This edition's Member Spotlight features George Larkins, Project Director at Arcadis and President of the UAE Chapter Sub-committee.
When did you first know you wanted to be an engineer?
Growing up before mass produced plastic toys, I was playing with Mecano (pre Lego), mechanical train sets, hill trolleys and bicycles that needed continual maintenance. I was constantly building toys or helping my father with house or car maintenance and was naturally attracted to engineering without realising it.
My first recollection of engineering as a profession was during a visit to Wellington Dam (just outside Collie in Western Australia) as a 9 or 10-year-old. I was overawed by the massive concrete structure (large for the early 1960’s) and asked my father who built it. He responded with “its built by engineers”, at which time I decided this was the path for me and have not looked back since.
What is the best piece of advice you have been given?
I can recall a few that have stuck with me over the years.
Firstly, pay attention to the detail but don’t sweat the small stuff. It sounds contradictory but is not really. In other words, understand what’s important and ensure it is correct.
Secondly, read the contract and read it again. Know what is required, which is often different to what you think is required.
Thirdly, learn from your mistakes, of which there will be many.
And lastly, put yourself in the other person’s shoes and try to understand their world view and perspective of the issue at hand.
What are your top two career highlights?
A continuous personal highlight has been working with people from all over the world with differing backgrounds and perspectives, all contributing in different ways to the team goals.
From a project perspective, the highlights have been:
- The Hyatt Hotel in Adelaide, which was the first major building I designed as lead structural engineer.
- The design pressures working in Kuala Lumpur in the 1990’s property boom, working with a small enthusiastic team which designed some 20 high rise projects up to 55 storeys in a period of a couple of years.
- More recently, working in Dubai since 2003 and being part of the construction of even taller, technically complex buildings up to 120 storeys, the design or construction of which would have been impossible without the explosion of computing power and advanced materials.
How does being Chartered assist in your career?
It’s been indispensable. Being chartered is the engineer’s international passport for recognition in other jurisdictions and at a project level by people who are not familiar with Australia. It promotes confidence with employers, clients and local authorities.
What advice do you have for graduate engineers?
Do what you enjoy, be passionate about it and have fun doing it. Get involved, be energetic and go the extra mile to do more than is expected. Understand how your work integrates with all of the others. Communication is the key and developing your personal skills is as important as technical knowledge.
A university degree is but the start of a continuous learning process which will be non-stop throughout your career.
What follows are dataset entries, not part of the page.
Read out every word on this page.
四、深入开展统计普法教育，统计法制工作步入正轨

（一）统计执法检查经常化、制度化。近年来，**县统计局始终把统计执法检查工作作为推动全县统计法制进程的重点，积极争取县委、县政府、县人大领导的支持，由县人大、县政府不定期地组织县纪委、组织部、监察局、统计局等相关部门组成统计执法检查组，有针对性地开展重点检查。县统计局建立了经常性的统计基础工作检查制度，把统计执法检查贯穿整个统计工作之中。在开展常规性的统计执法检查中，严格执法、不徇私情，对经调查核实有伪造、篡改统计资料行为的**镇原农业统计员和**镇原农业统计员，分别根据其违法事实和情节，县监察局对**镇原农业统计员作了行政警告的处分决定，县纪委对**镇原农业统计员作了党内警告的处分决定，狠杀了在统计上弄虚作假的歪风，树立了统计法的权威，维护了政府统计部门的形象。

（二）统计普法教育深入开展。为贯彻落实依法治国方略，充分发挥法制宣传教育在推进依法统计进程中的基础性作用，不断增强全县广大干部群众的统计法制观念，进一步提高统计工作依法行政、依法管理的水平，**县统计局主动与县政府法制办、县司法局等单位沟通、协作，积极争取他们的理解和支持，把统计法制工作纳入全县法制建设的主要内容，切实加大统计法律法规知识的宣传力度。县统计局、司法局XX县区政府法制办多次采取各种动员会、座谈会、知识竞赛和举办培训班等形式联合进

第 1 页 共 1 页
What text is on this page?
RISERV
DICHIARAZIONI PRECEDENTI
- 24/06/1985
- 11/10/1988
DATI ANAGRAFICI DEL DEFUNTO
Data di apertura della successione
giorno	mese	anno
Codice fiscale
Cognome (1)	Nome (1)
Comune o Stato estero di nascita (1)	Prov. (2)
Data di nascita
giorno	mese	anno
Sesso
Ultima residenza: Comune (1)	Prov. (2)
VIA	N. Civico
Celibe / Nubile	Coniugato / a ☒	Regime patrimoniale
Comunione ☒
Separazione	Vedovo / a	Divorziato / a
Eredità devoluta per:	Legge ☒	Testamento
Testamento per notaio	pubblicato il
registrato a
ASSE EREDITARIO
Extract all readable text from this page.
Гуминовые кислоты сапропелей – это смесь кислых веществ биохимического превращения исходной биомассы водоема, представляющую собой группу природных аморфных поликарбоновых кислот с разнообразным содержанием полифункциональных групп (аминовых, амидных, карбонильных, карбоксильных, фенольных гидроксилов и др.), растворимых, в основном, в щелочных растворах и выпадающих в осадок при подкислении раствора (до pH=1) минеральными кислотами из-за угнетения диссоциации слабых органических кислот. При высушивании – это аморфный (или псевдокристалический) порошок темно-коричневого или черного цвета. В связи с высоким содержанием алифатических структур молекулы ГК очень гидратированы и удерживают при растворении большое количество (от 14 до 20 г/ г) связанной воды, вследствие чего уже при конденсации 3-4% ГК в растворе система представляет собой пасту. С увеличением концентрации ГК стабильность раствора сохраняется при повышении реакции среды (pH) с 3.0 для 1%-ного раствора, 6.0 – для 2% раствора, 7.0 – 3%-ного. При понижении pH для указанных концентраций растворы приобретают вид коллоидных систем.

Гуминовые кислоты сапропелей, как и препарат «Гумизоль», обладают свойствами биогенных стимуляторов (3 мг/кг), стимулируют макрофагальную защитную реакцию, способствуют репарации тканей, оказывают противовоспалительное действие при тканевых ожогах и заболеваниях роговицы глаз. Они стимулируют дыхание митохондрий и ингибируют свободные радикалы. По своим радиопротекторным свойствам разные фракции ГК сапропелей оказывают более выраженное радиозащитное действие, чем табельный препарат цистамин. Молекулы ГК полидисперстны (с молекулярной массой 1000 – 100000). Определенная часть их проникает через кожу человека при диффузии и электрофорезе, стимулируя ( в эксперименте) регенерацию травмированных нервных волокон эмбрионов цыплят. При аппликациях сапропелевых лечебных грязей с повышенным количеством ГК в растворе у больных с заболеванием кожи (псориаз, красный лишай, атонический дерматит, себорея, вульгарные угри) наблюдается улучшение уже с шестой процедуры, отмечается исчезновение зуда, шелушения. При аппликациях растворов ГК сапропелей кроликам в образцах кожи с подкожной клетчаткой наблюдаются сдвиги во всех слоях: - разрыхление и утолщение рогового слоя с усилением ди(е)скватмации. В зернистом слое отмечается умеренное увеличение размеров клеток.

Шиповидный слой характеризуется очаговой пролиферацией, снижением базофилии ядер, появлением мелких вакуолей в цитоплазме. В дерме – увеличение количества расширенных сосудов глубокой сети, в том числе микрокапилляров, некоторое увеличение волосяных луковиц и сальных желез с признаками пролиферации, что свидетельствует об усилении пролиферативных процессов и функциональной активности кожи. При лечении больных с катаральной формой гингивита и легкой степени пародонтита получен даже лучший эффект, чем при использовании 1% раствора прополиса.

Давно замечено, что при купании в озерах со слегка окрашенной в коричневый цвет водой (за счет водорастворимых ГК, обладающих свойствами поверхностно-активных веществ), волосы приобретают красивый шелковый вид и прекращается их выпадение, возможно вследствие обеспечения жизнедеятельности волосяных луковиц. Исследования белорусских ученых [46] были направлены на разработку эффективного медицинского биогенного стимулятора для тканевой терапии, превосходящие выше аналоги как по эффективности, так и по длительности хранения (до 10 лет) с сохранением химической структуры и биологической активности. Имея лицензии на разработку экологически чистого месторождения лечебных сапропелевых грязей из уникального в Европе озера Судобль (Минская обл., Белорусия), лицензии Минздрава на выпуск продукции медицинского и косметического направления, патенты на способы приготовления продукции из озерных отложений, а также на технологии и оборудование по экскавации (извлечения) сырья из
Engineering will be a totally different space in 20 or 30 years and the rate of change will continue to be exponential. You will end up doing fabulous things that are not even thought about at the moment, so be alert and look for opportunities, both personally and technically in your work. Embrace the change, be part of it and push the boundaries for constant improvement for a new and better world.
How has the profession changed over your career?
Technical advances during my career have been unbelievable. I have been doing things recently that I could never have dreamed about when I first graduated, mainly attributable to increased computing power and developments in advanced materials. As a result, projects continue to become larger and technically more complex, and the consequences (both positive and negative) on both the community and individuals also continue to increase.
At the same time, community expectations have also changed and the profession is moving steadily from self-control towards statutory regulation. The role of professional bodies, such as Engineer’s Australia is therefore increasingly important as the profession’s voice to ensure that responsibilities and accountability are properly balanced.
Who (living or dead) would you like to sit next to on a plane and why?
This is the most difficult question, as there have been so many great people over the generations.
Microsoft founder Bill Gates is one person I would like to spend some time with. Not only due to his vision in developing an open architecture for computers operating systems, but also his philanthropic efforts to use his good fortune to help overcome some of the key social and humanitarian challenges facing the world as a whole.
What was the most recent thing you have done to promote the profession of engineering?
The most recent events have been a joining the Advisory Board of the engineering faculty at the University of Wollongong in Dubai UOWD, and giving presentations on the benefits of Engineer’s Australia membership to students.